Leblanc worked over a black cauldron sitting on a wooden table. As she waved her arms and said the necessary incantations, a trio of tiny greenish figures floated around the brim of her hat. They watched close and attentively as she conjured. They understood every word she said and every motion she made with skillful mastery, sometimes even mimicking her perfectly.
That was the difference between flower fairies and this rarer species Yuna and her friends had bloomed into. The flower variety were reliable but simple-minded folk who were really only good for spreading pollen. The more magically-infused kind were harder to breed but came with all sorts of clever uses.
"Claws of a white dog," Leblanc ordered for the cauldron.
"Fidomus albinocus," Paine muttered stoically. She floated down, shuffled through the jars on the shelf, and returned with the ingredients.
"Hair of a drowned man," Leblanc ordered.
"Fuzzy bloated bastard, coming right up!" Yuna spiritedly announced as she retrieved the vial. It was the same size as her and twice her weight, but her little wings buzzed with hardly any effort.
Leblanc added everything to the mixture and stirred. When she didn't get the reaction she liked, she paused to scratch her chin.
"I feel like I'm missing something."
Her eyes shifted toward one of her tiny helpers. Rikku looked toward her left, looked toward her right, then nervously pointed at herself.

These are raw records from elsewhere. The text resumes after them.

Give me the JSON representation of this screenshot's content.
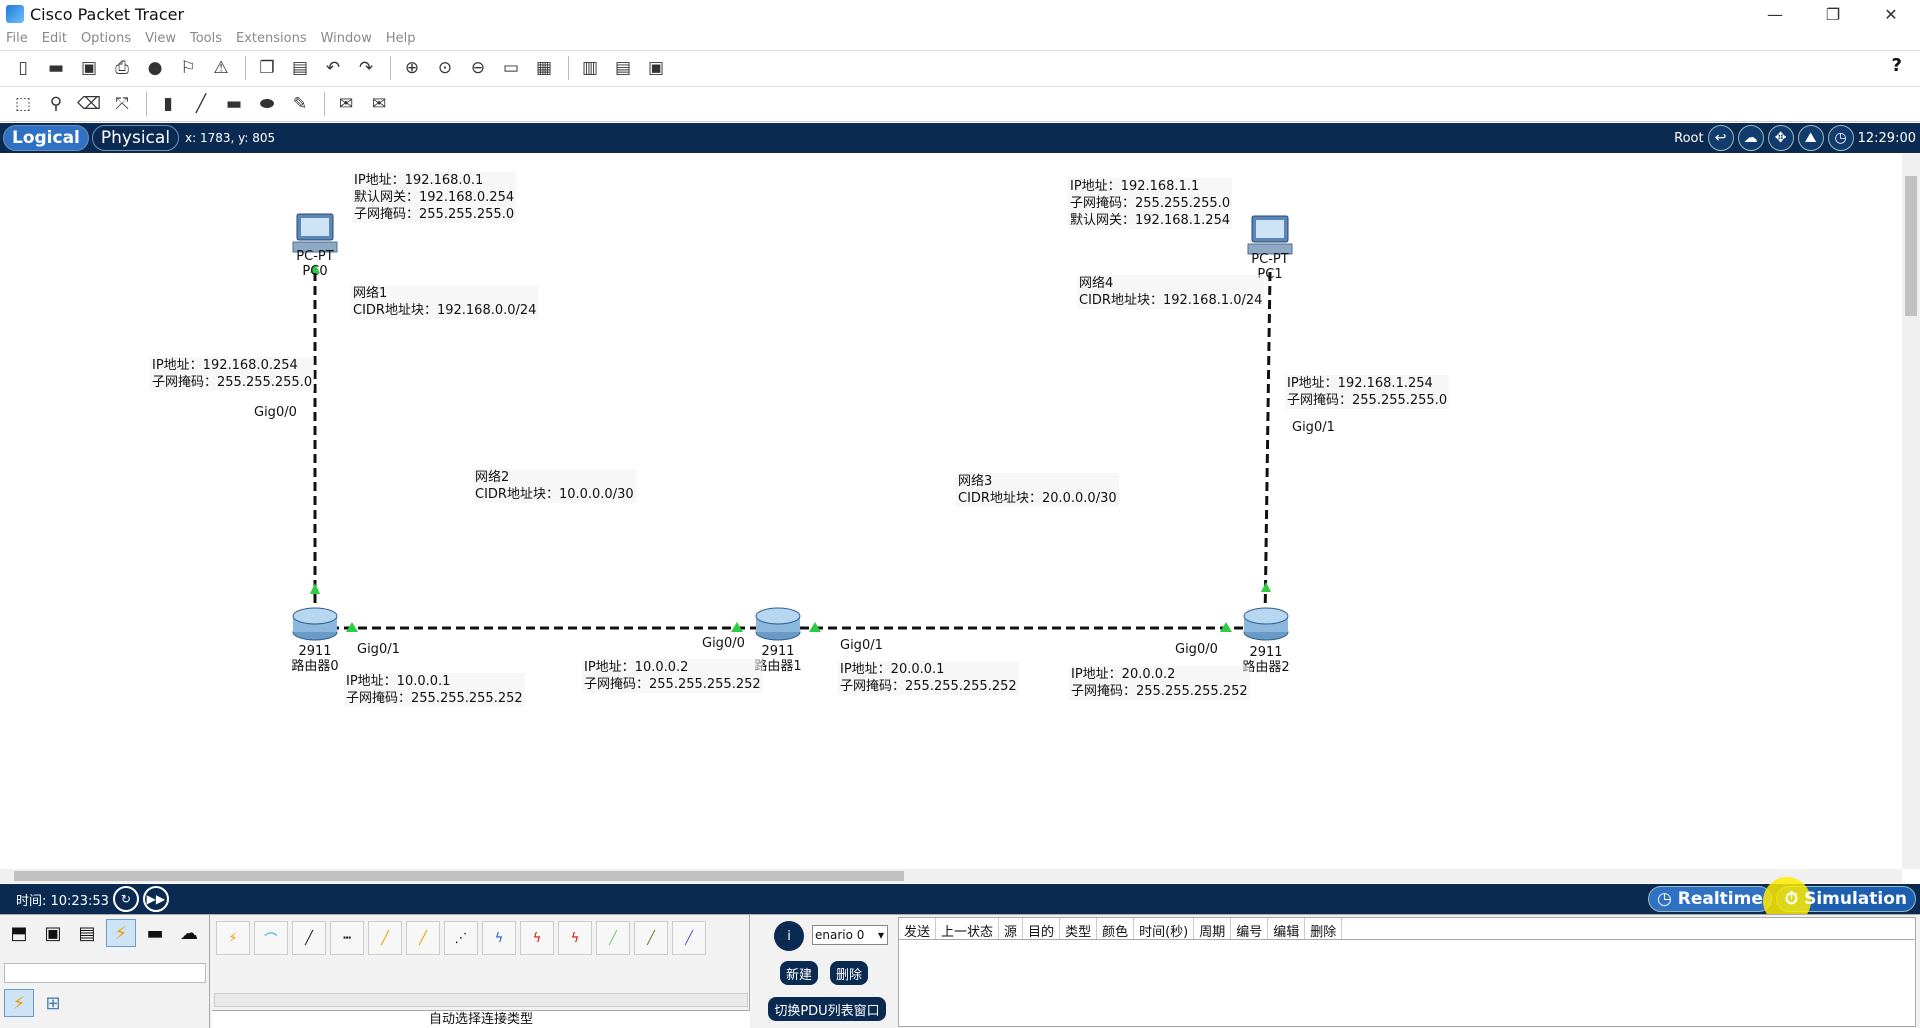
{
  "window": {
    "title": "Cisco Packet Tracer",
    "controls": [
      "—",
      "❐",
      "✕"
    ]
  },
  "menu": [
    "File",
    "Edit",
    "Options",
    "View",
    "Tools",
    "Extensions",
    "Window",
    "Help"
  ],
  "nav": {
    "logical": "Logical",
    "physical": "Physical",
    "coords": "x: 1783, y: 805",
    "root": "Root",
    "clock": "12:29:00"
  },
  "devices": {
    "pc0": {
      "model": "PC-PT",
      "name": "PC0"
    },
    "pc1": {
      "model": "PC-PT",
      "name": "PC1"
    },
    "r0": {
      "model": "2911",
      "name": "路由器0"
    },
    "r1": {
      "model": "2911",
      "name": "路由器1"
    },
    "r2": {
      "model": "2911",
      "name": "路由器2"
    }
  },
  "ports": {
    "r0_g00": "Gig0/0",
    "r0_g01": "Gig0/1",
    "r1_g00": "Gig0/0",
    "r1_g01": "Gig0/1",
    "r2_g00": "Gig0/0",
    "r2_g01": "Gig0/1"
  },
  "notes": {
    "pc0": "IP地址：192.168.0.1\n默认网关：192.168.0.254\n子网掩码：255.255.255.0",
    "pc1": "IP地址：192.168.1.1\n子网掩码：255.255.255.0\n默认网关：192.168.1.254",
    "net1": "网络1\nCIDR地址块：192.168.0.0/24",
    "net4": "网络4\nCIDR地址块：192.168.1.0/24",
    "r0_g00": "IP地址：192.168.0.254\n子网掩码：255.255.255.0",
    "r2_g01": "IP地址：192.168.1.254\n子网掩码：255.255.255.0",
    "net2": "网络2\nCIDR地址块：10.0.0.0/30",
    "net3": "网络3\nCIDR地址块：20.0.0.0/30",
    "r0_g01": "IP地址：10.0.0.1\n子网掩码：255.255.255.252",
    "r1_g00": "IP地址：10.0.0.2\n子网掩码：255.255.255.252",
    "r1_g01": "IP地址：20.0.0.1\n子网掩码：255.255.255.252",
    "r2_g00": "IP地址：20.0.0.2\n子网掩码：255.255.255.252"
  },
  "timebar": {
    "time": "时间: 10:23:53",
    "realtime": "Realtime",
    "simulation": "Simulation"
  },
  "bottom": {
    "conn_status": "自动选择连接类型",
    "scenario": "enario 0",
    "new_btn": "新建",
    "delete_btn": "删除",
    "toggle_pdu_btn": "切换PDU列表窗口",
    "pdu_columns": [
      "发送",
      "上一状态",
      "源",
      "目的",
      "类型",
      "颜色",
      "时间(秒)",
      "周期",
      "编号",
      "编辑",
      "删除"
    ]
  }
}
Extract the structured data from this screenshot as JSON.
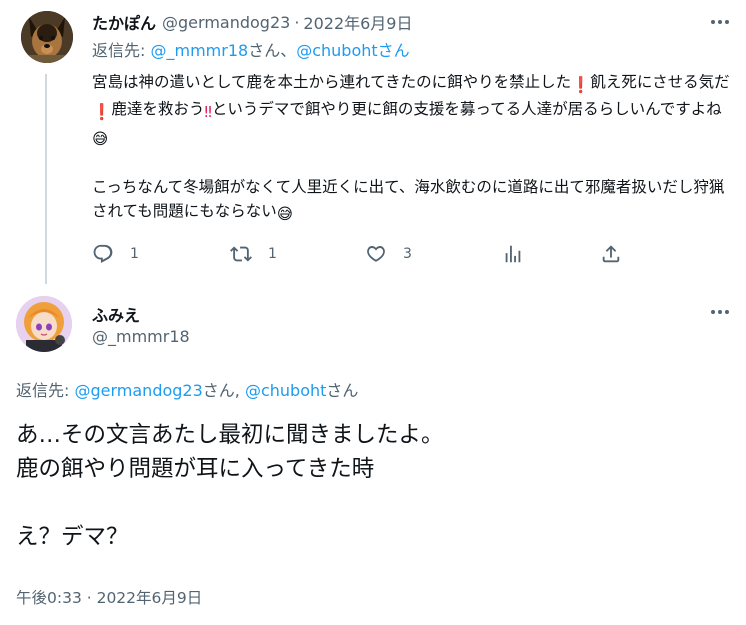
{
  "parent_tweet": {
    "display_name": "たかぽん",
    "handle": "@germandog23",
    "separator": "·",
    "date": "2022年6月9日",
    "reply_to_prefix": "返信先: ",
    "reply_to_user1": "@_mmmr18",
    "reply_to_san1": "さん、",
    "reply_to_user2": "@chubohtさん",
    "text_para1_a": "宮島は神の遣いとして鹿を本土から連れてきたのに餌やりを禁止した",
    "text_para1_b": "飢え死にさせる気だ",
    "text_para1_c": "鹿達を救おう",
    "text_para1_d": "というデマで餌やり更に餌の支援を募ってる人達が居るらしいんですよね",
    "text_para2": "こっちなんて冬場餌がなくて人里近くに出て、海水飲むのに道路に出て邪魔者扱いだし狩猟されても問題にもならない",
    "emoji_exclaim": "❗",
    "emoji_double_exclaim": "‼",
    "emoji_sweat": "😅",
    "reply_count": "1",
    "retweet_count": "1",
    "like_count": "3"
  },
  "focused_tweet": {
    "display_name": "ふみえ",
    "handle": "@_mmmr18",
    "reply_to_prefix": "返信先: ",
    "reply_to_user1": "@germandog23",
    "reply_to_san1": "さん, ",
    "reply_to_user2": "@chuboht",
    "reply_to_san2": "さん",
    "text_line1": "あ…その文言あたし最初に聞きましたよ。",
    "text_line2": "鹿の餌やり問題が耳に入ってきた時",
    "text_line3": "え？デマ？",
    "timestamp": "午後0:33 · 2022年6月9日"
  },
  "colors": {
    "link": "#1d9bf0",
    "secondary_text": "#536471",
    "primary_text": "#0f1419",
    "thread_line": "#cfd9de"
  }
}
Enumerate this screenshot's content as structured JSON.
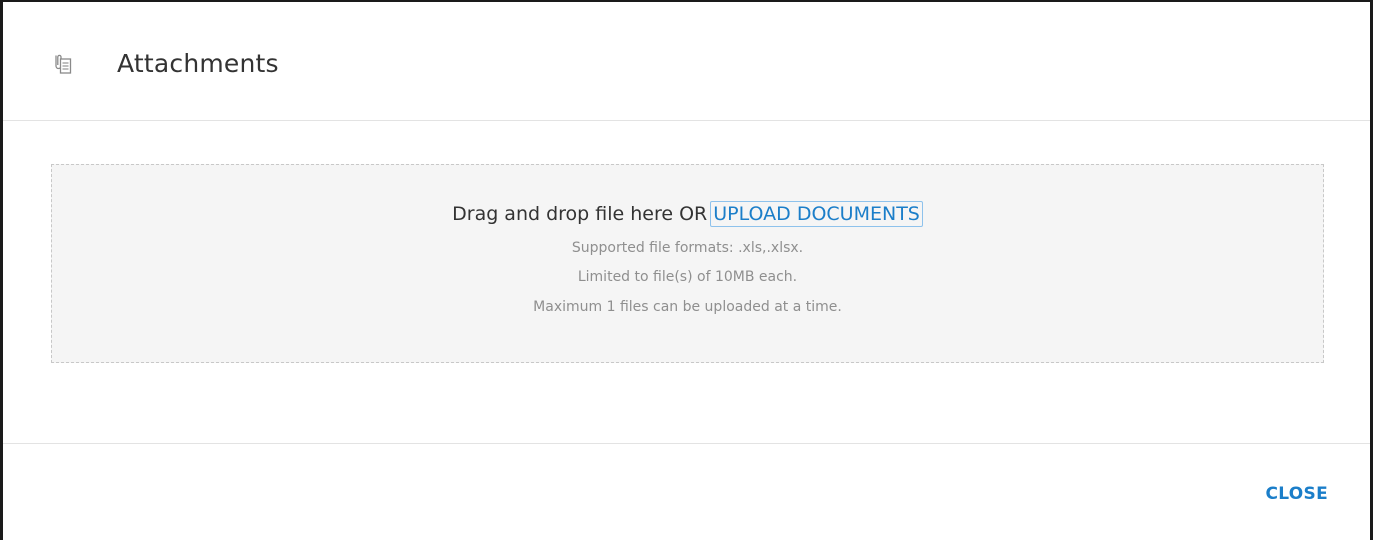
{
  "header": {
    "icon": "attachment-document-icon",
    "title": "Attachments"
  },
  "dropzone": {
    "prompt": "Drag and drop file here OR",
    "upload_label": "UPLOAD DOCUMENTS",
    "hints": [
      "Supported file formats: .xls,.xlsx.",
      "Limited to file(s) of 10MB each.",
      "Maximum 1 files can be uploaded at a time."
    ]
  },
  "footer": {
    "close_label": "CLOSE"
  },
  "colors": {
    "accent": "#1b7ec9",
    "dropzone_bg": "#f5f5f5",
    "hint_text": "#8f8f8f"
  }
}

"Powder from a gremlin faerie's wings." The words floated weightlessly from Leblanc's lips.
"Squiggly time!" Rikku exclaimed with a toothy grin and happily assumed the position. She lay on her stomach over a table beam as the witch delicately rubbed a brush of tiny horse hairs down her oily wings. With each pass of the soft bristles, Rikku shifted her waist like a cat being groomed.
Leblanc tapped the final ingredient into the cauldron and waved her hands over the smoke. The light inside the cottage turned dark green as the concoction brewed, casting the shadow of a toiling witch and her three pet moths on the wall.
Author's note: Yeah, I just rehashed the plot of Fun Times with the Fungi and made it about the weird little fairy forms of the Gullwings from Kingdom Hearts. Fight me.